A maior melhoria de privacidade nos dispositivos de consumo da década é a randomização automática do MAC por rede. O iOS 14 (setembro de 2020) entregou "Endereço Wi-Fi Privado" ligado por padrão — cada SSID recebe um LAA novo, impedindo rastreamento entre cafés, hotéis e aeroportos. O Android 10 trouxe o mesmo recurso; o Windows 10 chama de "Endereços de Hardware Aleatórios". Sem isso, seu MAC físico de Wi-Fi é identificador estável que varejistas, ad networks e Wi-Fi de venue usam para te seguir entre locais.

Casos de uso comuns de LAA

  • Privacidade — rotação de MAC por rede em celular e notebook.
  • Virtualização — Docker (02:42:...), KVM/QEMU, VMware Workstation e Hyper-V atribuem prefixos LAA às NICs virtuais para evitar colisão com OUI.
  • Ambientes de teste e lab — gerar muitos MACs distintos para teste de escala de switch e DHCP.
  • Burlar captive portal — escapar de limites de tempo de Wi-Fi grátis ou ban por MAC (área cinzenta, depende dos termos de uso).
  • Live migration — mover VM entre hosts mantendo o mesmo MAC.

Como fazer spoof do MAC por sistema

No Linux: ip link set dev eth0 down && ip link set dev eth0 address 02:00:00:11:22:33 && ip link set dev eth0 up. No macOS: sudo ifconfig en0 ether 02:00:00:11:22:33 (Wi-Fi pode exigir desassociar antes). No Windows: Propriedades do dispositivo → Avançado → campo "Network Address", ou via NetSh / PowerShell Set-NetAdapter -MacAddress.

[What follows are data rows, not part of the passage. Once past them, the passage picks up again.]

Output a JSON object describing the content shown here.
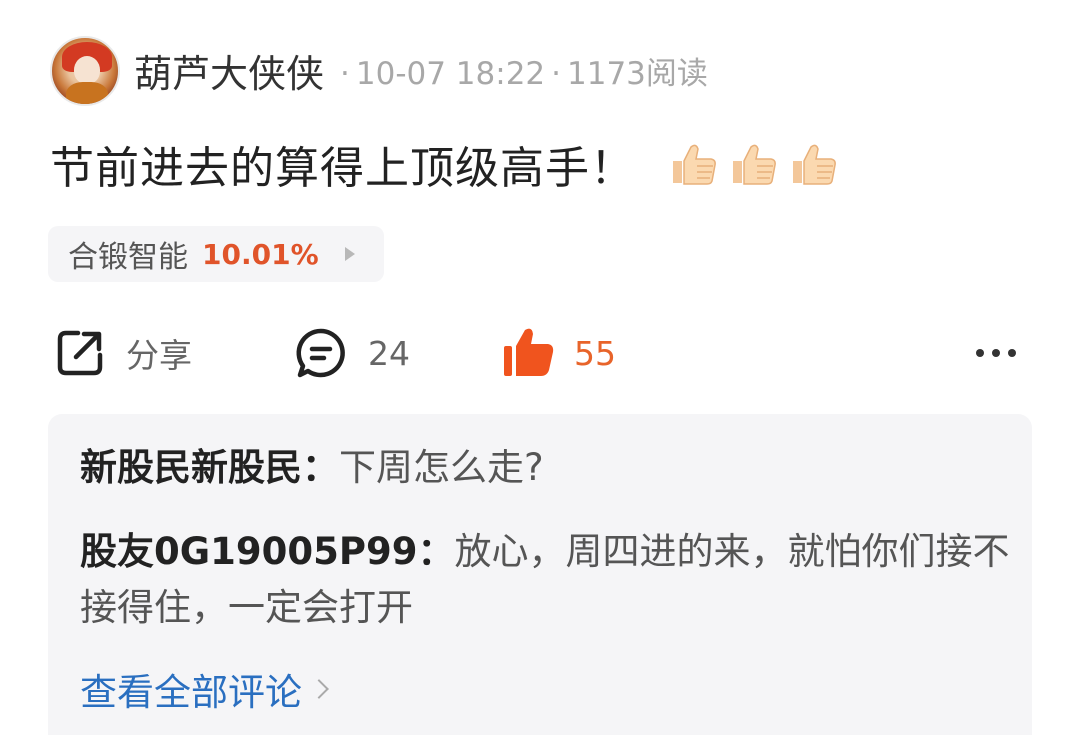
{
  "post": {
    "author": "葫芦大侠侠",
    "time": "10-07 18:22",
    "reads": "1173阅读",
    "content": "节前进去的算得上顶级高手！",
    "emoji_count": 3
  },
  "stock": {
    "name": "合锻智能",
    "change": "10.01%",
    "change_color": "#e0542a"
  },
  "actions": {
    "share_label": "分享",
    "comment_count": "24",
    "like_count": "55",
    "like_color": "#e8642a"
  },
  "comments": [
    {
      "author": "新股民新股民：",
      "text": "下周怎么走?"
    },
    {
      "author": "股友0G19005P99：",
      "text": "放心，周四进的来，就怕你们接不接得住，一定会打开"
    }
  ],
  "view_all": "查看全部评论"
}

A mudança é volátil — a maioria dos SOs reverte no reboot, salvo persistência via NetworkManager, systemd-networkd ou registry do Windows.

Caveats e efeitos colaterais

Randomização de MAC quebra qualquer sistema que prenda autenticação ou QoS ao seu MAC: roteadores domésticos com allowlist de MAC, captive portals que lembram seus "30 minutos grátis", perfis 802.1X corporativos amarrados à identidade do dispositivo. Sniffers ainda vêem o LAA pelo ar — randomização é anti-correlação, não invisibilidade. Use um lookup de OUI (standards-oui.ieee.org) para confirmar que um MAC candidato tem U/L=1 e não cai dentro de range multicast atribuído.

Perguntas frequentes

LAA evita rastreamento de Wi-Fi? Evita correlação de longo prazo entre redes e visitas, mas dentro de uma rede e uma sessão você segue identificável.

Vai quebrar minha rede de casa? Pode — captive portals vão pedir reautenticação e roteadores com allowlist de MAC vão recusar o novo endereço. Desligue a randomização para SSIDs de confiança.

Um sniffer ainda enxerga meu MAC? Sim. O LAA é transmitido em cada probe e beacon — privacidade vem da rotação, não do ocultamento.

Algum dado é enviado a um servidor? Não. A geração é aleatoriedade pura no navegador; nada sai do dispositivo.